Perkara akidah dituntut harus al-yaqîn, al-‘ilmu atau qath’i, tidak boleh zhann. Oleh karena itu, khabar ahad tidak bisa dan tidak boleh menjadi dalil atau hujjah dalam akidah atau iman. Ini merupakan pendapat mayoritas ulama.

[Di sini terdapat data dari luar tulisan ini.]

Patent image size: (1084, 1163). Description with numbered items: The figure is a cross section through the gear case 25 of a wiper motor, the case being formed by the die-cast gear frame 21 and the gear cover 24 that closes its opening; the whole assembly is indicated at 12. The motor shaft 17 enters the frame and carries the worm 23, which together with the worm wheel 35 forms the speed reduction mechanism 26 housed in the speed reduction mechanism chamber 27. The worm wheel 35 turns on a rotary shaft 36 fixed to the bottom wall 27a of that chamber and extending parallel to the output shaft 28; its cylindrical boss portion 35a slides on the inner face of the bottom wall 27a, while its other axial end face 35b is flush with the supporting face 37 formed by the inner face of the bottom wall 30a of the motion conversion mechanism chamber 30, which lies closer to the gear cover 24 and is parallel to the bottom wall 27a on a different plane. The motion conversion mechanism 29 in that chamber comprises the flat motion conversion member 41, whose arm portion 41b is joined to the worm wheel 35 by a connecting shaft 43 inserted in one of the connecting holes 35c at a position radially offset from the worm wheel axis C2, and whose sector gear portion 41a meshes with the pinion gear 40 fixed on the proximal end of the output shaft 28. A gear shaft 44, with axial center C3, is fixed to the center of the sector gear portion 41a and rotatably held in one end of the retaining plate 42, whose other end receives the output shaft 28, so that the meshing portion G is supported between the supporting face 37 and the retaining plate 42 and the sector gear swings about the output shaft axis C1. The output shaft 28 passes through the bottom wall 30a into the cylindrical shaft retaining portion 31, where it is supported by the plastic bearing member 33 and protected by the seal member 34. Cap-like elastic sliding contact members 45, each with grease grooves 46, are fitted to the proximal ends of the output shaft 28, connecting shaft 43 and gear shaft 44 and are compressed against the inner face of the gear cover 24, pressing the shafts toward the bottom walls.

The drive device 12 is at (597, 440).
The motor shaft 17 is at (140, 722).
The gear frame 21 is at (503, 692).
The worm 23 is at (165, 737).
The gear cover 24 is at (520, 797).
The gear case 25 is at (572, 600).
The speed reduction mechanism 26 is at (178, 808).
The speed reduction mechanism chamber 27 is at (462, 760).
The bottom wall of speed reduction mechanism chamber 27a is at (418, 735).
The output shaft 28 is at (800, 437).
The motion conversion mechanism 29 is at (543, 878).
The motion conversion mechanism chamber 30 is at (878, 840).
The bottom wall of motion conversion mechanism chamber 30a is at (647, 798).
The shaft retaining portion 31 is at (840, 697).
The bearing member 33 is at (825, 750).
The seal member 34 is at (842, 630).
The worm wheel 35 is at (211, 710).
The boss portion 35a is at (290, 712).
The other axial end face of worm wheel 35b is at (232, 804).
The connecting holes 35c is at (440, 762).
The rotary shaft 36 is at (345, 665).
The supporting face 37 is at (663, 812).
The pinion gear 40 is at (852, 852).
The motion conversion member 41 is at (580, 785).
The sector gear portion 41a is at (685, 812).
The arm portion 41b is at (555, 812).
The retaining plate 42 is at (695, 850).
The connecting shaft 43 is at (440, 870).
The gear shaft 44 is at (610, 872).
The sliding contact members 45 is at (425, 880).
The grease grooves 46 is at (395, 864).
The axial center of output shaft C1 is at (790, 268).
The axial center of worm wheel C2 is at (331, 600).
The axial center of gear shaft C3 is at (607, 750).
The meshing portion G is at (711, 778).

Al-Imam ‘Alauddiyn as-Samarqandi (w. 450 H) dalam Mîzân al-Ushûl (hlm. 632) menyatakan, “Adapun apabila khabar ahad berkenaan dengan perkara-perkara akidah—yaitu masalah-masalah kalam—maka tidak bisa menjadi hujjah. Sebab khabar ahad itu menghasilkan zhann dan ghalabatu ar-ra`yi, bukan ilmu yang qath’i sehigga tidak menjadi hujjah dalam apa yang dibangun di atas al-‘ilmu al-qath’i dan i’tiqâd.”
Imam Muhammad bin Abdil Hamid al-Asmandi (w. 552 H) dalam Badzlu an-Nazhr fi al-Ushûl (hlm. 406) juga menyatakan, “Tidak boleh menerima khabar ahad (sebagai hujjah) dalam perkara-perkara akidah.”
Lalu bagaimana mendudukkan banyaknya khabar ahad yang berbicara tentang masalah i’tiqâdiyyah?
Dalam hal ini Al-‘Allamah al-Qadhi Taqiyuddin an-Nabhani di dalam Asy-Syakhshiyyah al-Islâmiyah (II/193) menyatakan, “Adapun jika dalil itu merupakan khabar ahad maka tidak qath’i. Jika khabar ahad itu sahih, ia memberi faedah ghalabatu azh-zhann. Akidah yang dihasilkan dari situ dibenarkan atau dipercayai dengan tashdîq (pembenaran) yang bersifat zhanni, tidak tashdîq yang jâzim (pasti). Karena itu tidak boleh di-i’tiqâd-i dan dipasti-kan. Sebab akidah itu qath’i dan jazm, sementa-ra khabar ahad tidak berfaedah qath’i dan jazm, melaikan berfaedah zhann. Orang yang meng-ingkarinya tidak dikafirkan. Namun demikian, khabar ahad itu tidak boleh didustakan. Sebab seandainya boleh didustakan, niscaya semua hukum syariah yang diambil dari dalil-dalil zhanni juga boleh didustakan. Tidak ada seorang pun dari kaum Muslim yang mengatakan demikian.”
Menurut Imam Abu Bakar as-Sarakhsi (w. 490 H) di dalam Ushûl as-Sarakhsî, orang yang mengingkari khabar ahad tidak dikafirkan sebab dalilnya tidak mewajibkan ‘ilmu al-yaqîn, tetapi ia tetap wajib mengamalkannya sebab dalilnya mewajibkan amal. Orang yang mengingkarinya, jika tanpa alasan (tidak ada takwil/penjelasan), tetapi merupakan penolakan terhadap khabar wahid, dinilai sesat. Jika ada penjelasan dalam hal itu, seraya berpendapat wajib mengamalkan khabar wahid, maka dia tidak dinilai sesat. Sebab wajibnya mengamalkan khabar wahid, maka orang yang menunaikannya dinilai orang yang taat. Sebaliknya, orang yang meinggalkannya tanpa takwil dinilai bermaksiat dan layak dijatuhi hukuman.”